Business: The Company File

Thomson Travel boss quits

Thomson owns travel shops, airlines, and tour companies

The head of the UK's largest package holiday firm, Thomson Travel, has quit.

Paul Brett is resigning with immediate effect from the travel firm.


[ image: The number of package holidays is falling]
The number of package holidays is falling
He will be temporarily replaced by chief operating officer Roger Burnell, while the company looks for a permanent replacement.

The board of Thomson's said that the move was "mutually agreed", saying it was "timely to introduce new leadership".

The surprise move comes as the group warned that profits would be hit by the effects of the conflict in Kosovo.

Profits down

Thomson said that results for the first half of 1999, due to be announced in September, would show increased losses.

This spring it was forced to heavily discount holidays to the Western Mediterranean after holidaymakers grew concerned about the Kosovo war and terrorism in Turkey.

The group's profits were also hit by the cost of expanding its charter airline, which flies under the Britannia name.

Thomson warned that the market for late holiday sales was proving difficult, and the returns for the summer holiday season were still uncertain.

In particular, 15% of its UK holidays were still unsold.

Thomson, like most holiday companies, makes its profit during the second half of the year, which includes the peak summer period.

The company added that it was reviewing capacity for the 2000 season.

Rivals move ahead

Thomson's share price dropped sharply on the London Stock Exchange on Monday on the news. Its shares were down 8%, of 11.5p, to 132p in early trading.

Since the company was floated on the stock market, its shares have fallen compared to those of its rivals Airtours and First Choice.

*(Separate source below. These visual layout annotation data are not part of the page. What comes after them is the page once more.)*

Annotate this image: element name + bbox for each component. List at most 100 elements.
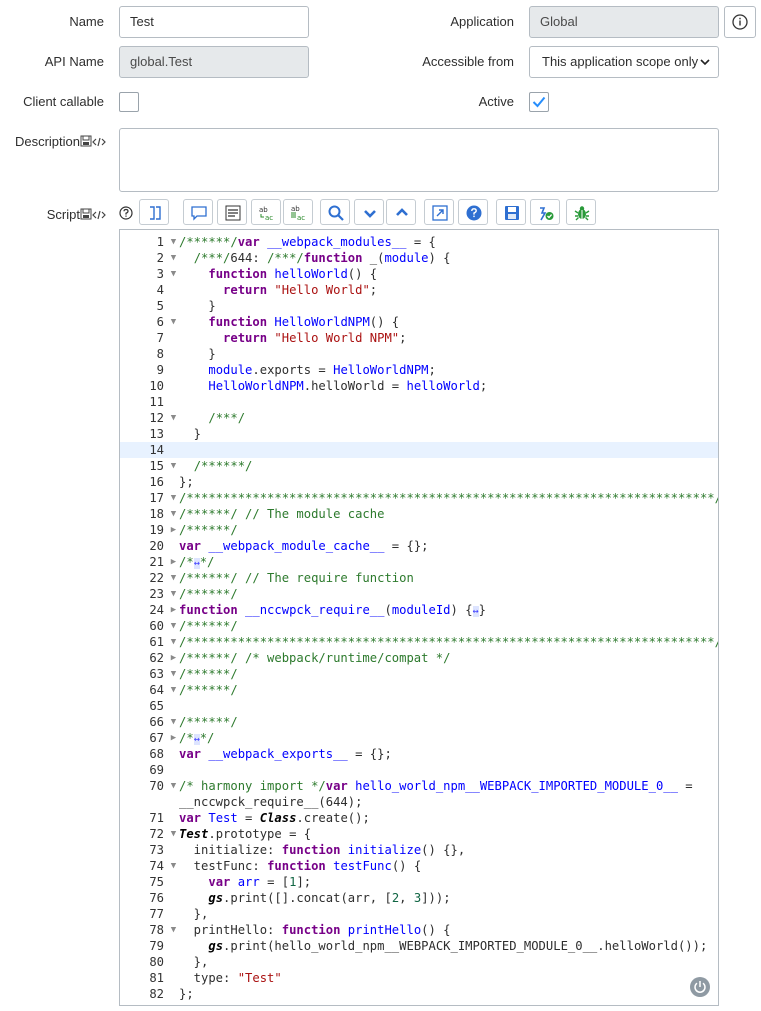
code-line[interactable]: 20 var __webpack_module_cache__ = {}; [120, 538, 718, 554]
code-line[interactable]: 74 ▼ testFunc: function testFunc() { [120, 858, 718, 874]
code-line[interactable]: 16}; [120, 474, 718, 490]
code-line[interactable]: 67 ▶/*↔*/ [120, 730, 718, 746]
code-line[interactable]: 4 return "Hello World"; [120, 282, 718, 298]
code-line[interactable]: 7 return "Hello World NPM"; [120, 330, 718, 346]
code-line[interactable]: 8 } [120, 346, 718, 362]
info-button[interactable] [724, 6, 756, 38]
accessible-from-select[interactable]: This application scope only [529, 46, 719, 78]
check-syntax-button[interactable] [530, 199, 560, 225]
code-line[interactable]: 70 ▼/* harmony import */var hello_world_n… [120, 778, 718, 794]
code-line[interactable]: 76 gs.print([].concat(arr, [2, 3])); [120, 890, 718, 906]
uncomment-button[interactable] [217, 199, 247, 225]
code-line[interactable]: 72 ▼ Test.prototype = { [120, 826, 718, 842]
fold-collapse-icon[interactable]: ▼ [169, 666, 178, 682]
fold-expand-icon[interactable]: ▶ [169, 554, 178, 570]
fold-expand-icon[interactable]: ▶ [169, 602, 178, 618]
code-line[interactable]: 21 ▶/*↔*/ [120, 554, 718, 570]
fold-collapse-icon[interactable]: ▼ [169, 570, 178, 586]
code-line[interactable]: 19 ▶/******/ [120, 522, 718, 538]
fold-collapse-icon[interactable]: ▼ [169, 410, 178, 426]
code-line[interactable]: 5 } [120, 298, 718, 314]
code-line[interactable]: 17 ▼/************************************… [120, 490, 718, 506]
fold-collapse-icon[interactable]: ▼ [169, 682, 178, 698]
fold-collapse-icon[interactable]: ▼ [169, 250, 178, 266]
fold-collapse-icon[interactable]: ▼ [169, 586, 178, 602]
code-line[interactable]: 6 ▼ function HelloWorldNPM() { [120, 314, 718, 330]
script-tag-icon[interactable] [92, 135, 106, 150]
script-editor[interactable]: 1 ▼/******/var __webpack_modules__ = {2 ▼ … [119, 229, 719, 1006]
code-line[interactable]: 15 ▼ /******/ [120, 458, 718, 474]
code-line[interactable]: 79 gs.print(hello_world_npm__WEBPACK_IMP… [120, 938, 718, 954]
code-line[interactable]: 14 [120, 442, 718, 458]
search-button[interactable] [320, 199, 350, 225]
description-textarea[interactable] [119, 128, 719, 192]
code-line[interactable]: 80 }, [120, 954, 718, 970]
code-line[interactable]: 73 initialize: function initialize() {}, [120, 842, 718, 858]
fold-collapse-icon[interactable]: ▼ [169, 618, 178, 634]
fold-expand-icon[interactable]: ▶ [169, 730, 178, 746]
fold-collapse-icon[interactable]: ▼ [169, 266, 178, 282]
fold-collapse-icon[interactable]: ▼ [169, 858, 178, 874]
fold-collapse-icon[interactable]: ▼ [169, 922, 178, 938]
code-line[interactable]: 64 ▼/******/ [120, 682, 718, 698]
code-line[interactable]: 22 ▼/******/ // The require function [120, 570, 718, 586]
code-line[interactable]: 62 ▶/******/ /* webpack/runtime/compat */ [120, 650, 718, 666]
code-line[interactable]: 78 ▼ printHello: function printHello() { [120, 922, 718, 938]
code-line[interactable]: 71 var Test = Class.create(); [120, 810, 718, 826]
format-code-button[interactable] [139, 199, 169, 225]
code-line[interactable]: 65 [120, 698, 718, 714]
code-line[interactable]: 12 ▼ /***/ [120, 410, 718, 426]
code-line[interactable]: 3 ▼ function helloWorld() { [120, 266, 718, 282]
code-line[interactable]: 1 ▼/******/var __webpack_modules__ = { [120, 234, 718, 250]
code-line[interactable]: 82}; [120, 986, 718, 1002]
fold-collapse-icon[interactable]: ▼ [169, 506, 178, 522]
fold-collapse-icon[interactable]: ▼ [169, 714, 178, 730]
line-number: 66 [149, 715, 164, 729]
code-line[interactable]: 2 ▼ /***/644: /***/function _(module) { [120, 250, 718, 266]
code-line[interactable]: 9 module.exports = HelloWorldNPM; [120, 362, 718, 378]
find-next-button[interactable] [354, 199, 384, 225]
script-help-icon[interactable] [119, 206, 133, 220]
fold-collapse-icon[interactable]: ▼ [169, 314, 178, 330]
code-line[interactable]: 60 ▼/******/ [120, 618, 718, 634]
script-tag-icon[interactable] [92, 208, 106, 223]
fold-collapse-icon[interactable]: ▼ [169, 826, 178, 842]
replace-button[interactable]: ab ac [251, 199, 281, 225]
code-line[interactable]: 23 ▼/******/ [120, 586, 718, 602]
fold-collapse-icon[interactable]: ▼ [169, 234, 178, 250]
code-line[interactable]: 63 ▼/******/ [120, 666, 718, 682]
code-line[interactable]: 69 [120, 762, 718, 778]
client-callable-checkbox[interactable] [119, 92, 139, 112]
code-line[interactable]: 18 ▼/******/ // The module cache [120, 506, 718, 522]
code-line[interactable]: 66 ▼/******/ [120, 714, 718, 730]
help-button[interactable] [458, 199, 488, 225]
fold-collapse-icon[interactable]: ▼ [169, 490, 178, 506]
fold-expand-icon[interactable]: ▶ [169, 522, 178, 538]
code-line[interactable]: 68 var __webpack_exports__ = {}; [120, 746, 718, 762]
replace-all-button[interactable]: ab ac [283, 199, 313, 225]
debug-button[interactable] [566, 199, 596, 225]
code-line[interactable]: __nccwpck_require__(644); [120, 794, 718, 810]
find-previous-button[interactable] [386, 199, 416, 225]
save-button[interactable] [496, 199, 526, 225]
fold-collapse-icon[interactable]: ▼ [169, 778, 178, 794]
fold-expand-icon[interactable]: ▶ [169, 650, 178, 666]
fold-collapse-icon[interactable]: ▼ [169, 634, 178, 650]
code-line[interactable]: 13 } [120, 426, 718, 442]
active-checkbox[interactable] [529, 92, 549, 112]
name-input[interactable]: Test [119, 6, 309, 38]
code-line[interactable]: 75 var arr = [1]; [120, 874, 718, 890]
comment-button[interactable] [183, 199, 213, 225]
field-icon[interactable] [80, 208, 92, 223]
fold-collapse-icon[interactable]: ▼ [169, 458, 178, 474]
line-number: 16 [149, 475, 164, 489]
code-line[interactable]: 77 }, [120, 906, 718, 922]
code-line[interactable]: 61 ▼/************************************… [120, 634, 718, 650]
code-line[interactable]: 11 [120, 394, 718, 410]
code-line[interactable]: 24 ▶ function __nccwpck_require__(moduleId… [120, 602, 718, 618]
code-line[interactable]: 81 type: "Test" [120, 970, 718, 986]
code-line[interactable]: 10 HelloWorldNPM.helloWorld = helloWorld… [120, 378, 718, 394]
power-icon[interactable] [690, 977, 710, 997]
fullscreen-button[interactable] [424, 199, 454, 225]
field-icon[interactable] [80, 135, 92, 150]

Airtours is still bidding to acquire First Choice, following the completion of an investigation by the EU Competition Commissioner.

If successful, it would overtake Thomson as the UK's largest travel operator.

Earlier in the year, chief executive Paul Brett upset many shareholders in the City by threatening a price war with Airtours if their takeover was successful - which would have further reduced profits.